In the Victorian era, catacombs became important burial grounds for the rich and the blue-blooded. West Norwood Cemetery in London was built with its own catacombs, which were designed to hold around 3,500 coffins. It was one of the first cemeteries to be built in the Gothic style and instantly became a hit with the rich and powerful.
It didn’t take long for it to be known as “The Millionaires Cemetery” and with its elaborate design and rich interior, it is still considered to be one of the finest burial grounds in the U.K. It is also still nearly complete with only the Anglican chapel missing—it was pulled down in the 1960s without damage to the deep, dark catacombs below.
Modern day visitors upon entering will instantly see the catafalque—a hydraulic press that allowed coffins to descend from the chapel above into the catacombs below. Each individual vault is decorated with arches, gothic iron gates and even the family shields of the families interred.
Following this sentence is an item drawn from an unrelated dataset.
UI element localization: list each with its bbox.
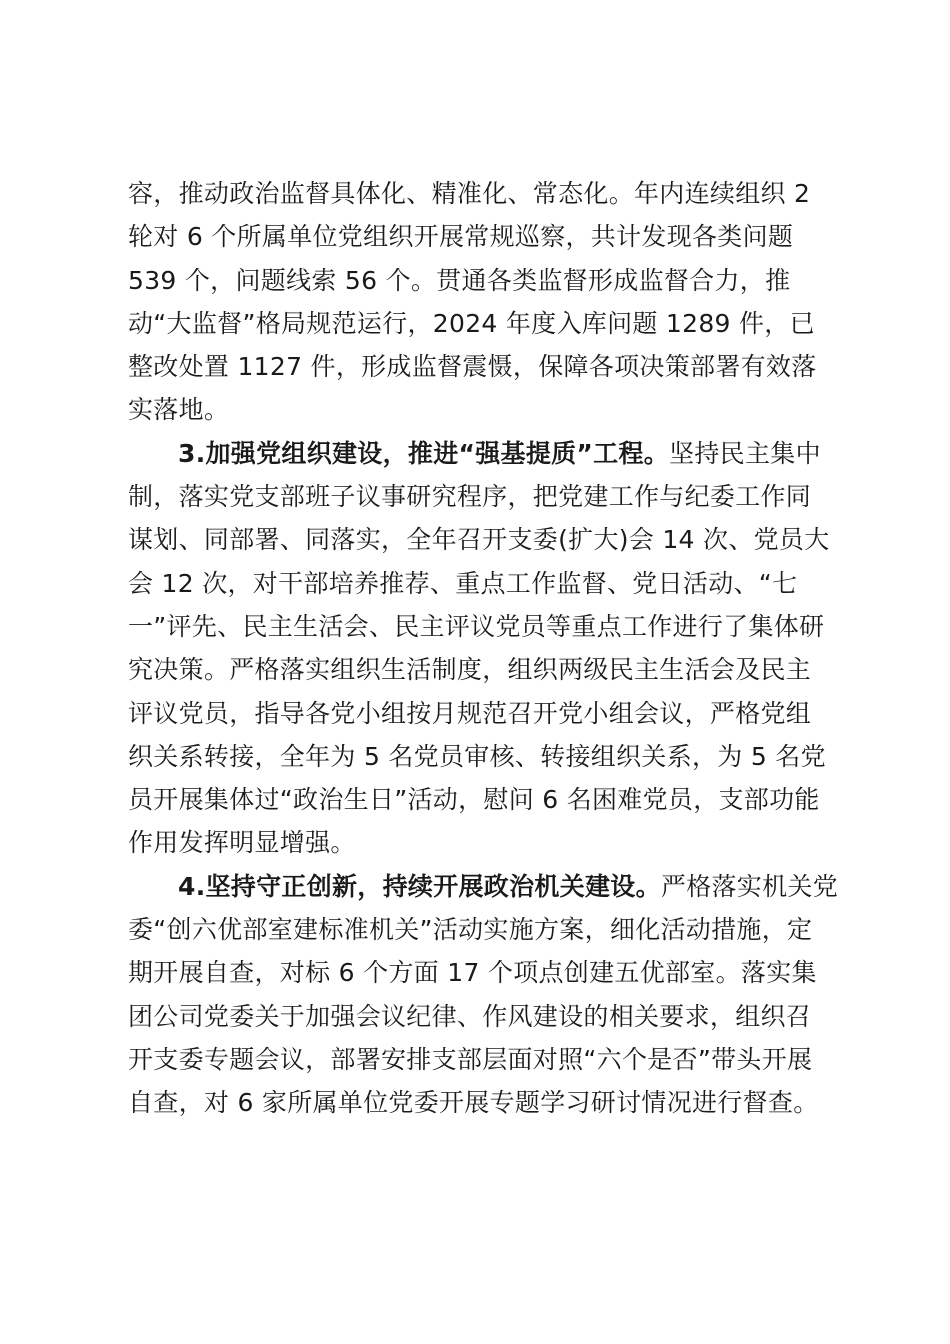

Among those interred in the vault are lord mayors of London, admirals, generals and civil servants. To walk around the catacombs is like walking into the high society circles of the time. It’s a wonder to behold the velvet, studwork and handles—and even the remains of wreaths long laid. It is also sad to see the size of some of the coffins—there are many childrens’ resting places down there among the veterans and politicians—and there is still space for the future. If you get to be rich and famous, powerful and respected you can end your days in the West Norwood Cemetery among the stone angels and decaying coffins.